Believe it or not, in the U.S. it isn’t easy to disinherit your spouse. But the same is not true for other family members – generally, you can use your estate plan to disinherit your brothers and sisters, your nieces and nephews, or even your very own children and grandchildren.
However, in the majority of states and the District of Columbia, you can’t intentionally disinherit your spouse unless your spouse actually agrees to receive nothing from your estate in a Prenuptial or Postnuptial Agreement.
Beware: Spousal Disinheritance Laws Vary Widely From State to State
Unfortunately there isn’t one set of rules that govern what a surviving spouse is entitled to inherit. Instead, the laws governing spousal inheritance rights, referred to as “elective share laws” or “community property laws” depending on the state where you live or own property. These laws vary widely. Defined by each state’s laws, the surviving spouse’s right to inherit may be based on one or more of the following factors:
- how long the couple was married;
- whether or not children were born of the marriage;
- the value of assets included in the deceased spouse’s probate estate; or
- the combined value of an “augmented estate,” which includes the deceased spouse’s probate estate and non-probate assets.
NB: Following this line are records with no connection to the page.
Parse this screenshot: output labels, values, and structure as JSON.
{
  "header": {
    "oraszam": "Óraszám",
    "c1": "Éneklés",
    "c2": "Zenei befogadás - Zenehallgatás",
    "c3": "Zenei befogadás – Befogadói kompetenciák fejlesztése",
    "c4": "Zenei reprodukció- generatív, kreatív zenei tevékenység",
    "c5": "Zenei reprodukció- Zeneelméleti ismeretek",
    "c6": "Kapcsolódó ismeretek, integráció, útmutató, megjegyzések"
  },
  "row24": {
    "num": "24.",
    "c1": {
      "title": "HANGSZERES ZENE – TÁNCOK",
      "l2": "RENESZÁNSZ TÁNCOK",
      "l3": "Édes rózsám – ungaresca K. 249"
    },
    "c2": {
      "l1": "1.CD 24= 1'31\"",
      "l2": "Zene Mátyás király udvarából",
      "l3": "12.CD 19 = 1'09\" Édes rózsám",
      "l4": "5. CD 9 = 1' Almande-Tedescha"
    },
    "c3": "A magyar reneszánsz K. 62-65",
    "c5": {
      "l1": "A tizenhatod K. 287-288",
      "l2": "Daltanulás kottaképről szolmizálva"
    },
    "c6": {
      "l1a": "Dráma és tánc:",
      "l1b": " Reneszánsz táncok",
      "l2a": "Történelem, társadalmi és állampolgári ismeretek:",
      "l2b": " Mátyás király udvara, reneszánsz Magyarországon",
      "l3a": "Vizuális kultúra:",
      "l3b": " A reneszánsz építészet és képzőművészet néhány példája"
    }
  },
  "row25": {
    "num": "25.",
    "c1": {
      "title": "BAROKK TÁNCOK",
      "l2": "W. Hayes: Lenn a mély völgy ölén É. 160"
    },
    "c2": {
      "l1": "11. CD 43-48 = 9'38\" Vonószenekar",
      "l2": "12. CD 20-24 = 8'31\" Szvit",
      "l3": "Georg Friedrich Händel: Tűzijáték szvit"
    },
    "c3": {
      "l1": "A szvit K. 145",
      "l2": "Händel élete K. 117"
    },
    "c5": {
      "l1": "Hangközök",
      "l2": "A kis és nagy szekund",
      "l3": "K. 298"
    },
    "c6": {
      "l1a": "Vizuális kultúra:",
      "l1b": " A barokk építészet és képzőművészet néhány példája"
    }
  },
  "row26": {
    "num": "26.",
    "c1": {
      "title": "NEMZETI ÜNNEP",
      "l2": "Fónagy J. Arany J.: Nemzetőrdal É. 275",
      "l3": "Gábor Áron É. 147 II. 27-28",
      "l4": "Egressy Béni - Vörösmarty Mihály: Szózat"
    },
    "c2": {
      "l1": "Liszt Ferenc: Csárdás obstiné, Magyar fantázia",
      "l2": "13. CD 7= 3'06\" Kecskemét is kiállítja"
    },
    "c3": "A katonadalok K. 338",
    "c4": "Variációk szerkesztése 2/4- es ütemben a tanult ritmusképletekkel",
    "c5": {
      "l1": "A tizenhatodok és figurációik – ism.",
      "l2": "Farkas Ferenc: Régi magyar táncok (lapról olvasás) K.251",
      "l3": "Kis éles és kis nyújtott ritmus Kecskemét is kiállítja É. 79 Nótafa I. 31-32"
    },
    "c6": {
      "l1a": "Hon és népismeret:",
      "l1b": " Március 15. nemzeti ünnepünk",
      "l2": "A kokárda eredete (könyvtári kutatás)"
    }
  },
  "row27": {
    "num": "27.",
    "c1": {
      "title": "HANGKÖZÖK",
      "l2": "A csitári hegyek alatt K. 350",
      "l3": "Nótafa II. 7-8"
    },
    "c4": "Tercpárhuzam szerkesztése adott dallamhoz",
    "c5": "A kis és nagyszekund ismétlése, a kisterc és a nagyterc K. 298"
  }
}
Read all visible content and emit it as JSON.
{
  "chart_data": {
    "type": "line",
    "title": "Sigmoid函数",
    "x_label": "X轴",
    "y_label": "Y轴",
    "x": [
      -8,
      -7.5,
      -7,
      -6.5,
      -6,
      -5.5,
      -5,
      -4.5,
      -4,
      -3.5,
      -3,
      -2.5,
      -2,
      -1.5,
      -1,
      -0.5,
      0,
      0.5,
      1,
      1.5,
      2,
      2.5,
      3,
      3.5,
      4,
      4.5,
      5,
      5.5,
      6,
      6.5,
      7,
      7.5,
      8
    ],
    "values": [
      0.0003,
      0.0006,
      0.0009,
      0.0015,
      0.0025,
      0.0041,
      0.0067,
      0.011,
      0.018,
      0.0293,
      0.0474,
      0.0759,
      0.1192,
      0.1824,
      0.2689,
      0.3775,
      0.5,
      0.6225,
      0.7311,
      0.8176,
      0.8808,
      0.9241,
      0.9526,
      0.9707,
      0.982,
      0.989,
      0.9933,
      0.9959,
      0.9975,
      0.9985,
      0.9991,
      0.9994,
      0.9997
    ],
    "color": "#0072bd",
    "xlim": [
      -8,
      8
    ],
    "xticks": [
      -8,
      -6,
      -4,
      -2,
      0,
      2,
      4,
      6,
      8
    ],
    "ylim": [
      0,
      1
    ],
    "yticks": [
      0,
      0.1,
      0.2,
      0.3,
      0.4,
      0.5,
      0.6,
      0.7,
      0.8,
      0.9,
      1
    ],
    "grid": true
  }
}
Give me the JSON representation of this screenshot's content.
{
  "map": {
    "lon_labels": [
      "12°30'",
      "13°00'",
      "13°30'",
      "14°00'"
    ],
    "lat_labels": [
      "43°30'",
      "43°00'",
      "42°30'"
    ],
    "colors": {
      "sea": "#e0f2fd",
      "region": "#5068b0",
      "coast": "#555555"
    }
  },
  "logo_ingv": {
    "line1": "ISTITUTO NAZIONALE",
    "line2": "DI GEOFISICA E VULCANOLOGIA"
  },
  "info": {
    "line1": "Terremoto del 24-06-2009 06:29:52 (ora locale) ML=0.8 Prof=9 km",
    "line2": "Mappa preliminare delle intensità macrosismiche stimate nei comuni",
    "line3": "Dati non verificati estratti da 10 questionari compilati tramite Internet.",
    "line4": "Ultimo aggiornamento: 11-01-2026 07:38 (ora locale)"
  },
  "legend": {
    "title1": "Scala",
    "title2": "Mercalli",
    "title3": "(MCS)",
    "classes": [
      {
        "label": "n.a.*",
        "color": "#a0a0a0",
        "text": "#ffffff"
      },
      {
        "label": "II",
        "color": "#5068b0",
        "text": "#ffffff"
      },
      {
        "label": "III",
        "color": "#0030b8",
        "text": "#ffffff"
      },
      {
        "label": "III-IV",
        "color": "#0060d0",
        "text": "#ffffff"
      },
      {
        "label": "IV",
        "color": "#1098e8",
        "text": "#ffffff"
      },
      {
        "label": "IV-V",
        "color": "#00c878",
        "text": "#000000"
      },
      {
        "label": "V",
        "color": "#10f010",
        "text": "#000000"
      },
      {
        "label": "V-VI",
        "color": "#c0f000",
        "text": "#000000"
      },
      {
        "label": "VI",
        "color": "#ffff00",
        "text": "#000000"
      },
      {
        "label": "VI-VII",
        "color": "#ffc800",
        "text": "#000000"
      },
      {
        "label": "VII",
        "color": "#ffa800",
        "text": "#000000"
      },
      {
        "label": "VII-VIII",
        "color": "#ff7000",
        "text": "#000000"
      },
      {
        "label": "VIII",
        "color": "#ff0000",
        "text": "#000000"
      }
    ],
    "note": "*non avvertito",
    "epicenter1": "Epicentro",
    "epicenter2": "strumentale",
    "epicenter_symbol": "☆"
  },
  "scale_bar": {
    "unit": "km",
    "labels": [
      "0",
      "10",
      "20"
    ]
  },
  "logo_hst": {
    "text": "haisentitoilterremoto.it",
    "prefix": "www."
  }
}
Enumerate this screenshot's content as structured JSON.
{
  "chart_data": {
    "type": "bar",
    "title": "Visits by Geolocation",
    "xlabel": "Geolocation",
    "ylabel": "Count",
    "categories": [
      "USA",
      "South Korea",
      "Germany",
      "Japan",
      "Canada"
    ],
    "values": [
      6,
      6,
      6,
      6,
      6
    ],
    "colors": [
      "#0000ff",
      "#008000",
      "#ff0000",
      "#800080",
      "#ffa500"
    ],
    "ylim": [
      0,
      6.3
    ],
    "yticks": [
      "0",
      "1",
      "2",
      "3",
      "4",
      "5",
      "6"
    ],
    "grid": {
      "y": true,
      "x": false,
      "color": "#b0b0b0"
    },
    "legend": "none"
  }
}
Aside from this, state laws also vary widely regarding the time limit a surviving spouse has to seek their inheritance rights, which can range anywhere from a few months to a few years.
Disinherited Spouses Need to Act Quickly!
If your deceased spouse has attempted to disinherit you, you must seek legal advice as soon as possible before state law bars you from enforcing your rights. Only an experienced estate planning attorney can help you weigh all of your options and protect your interests as a surviving spouse.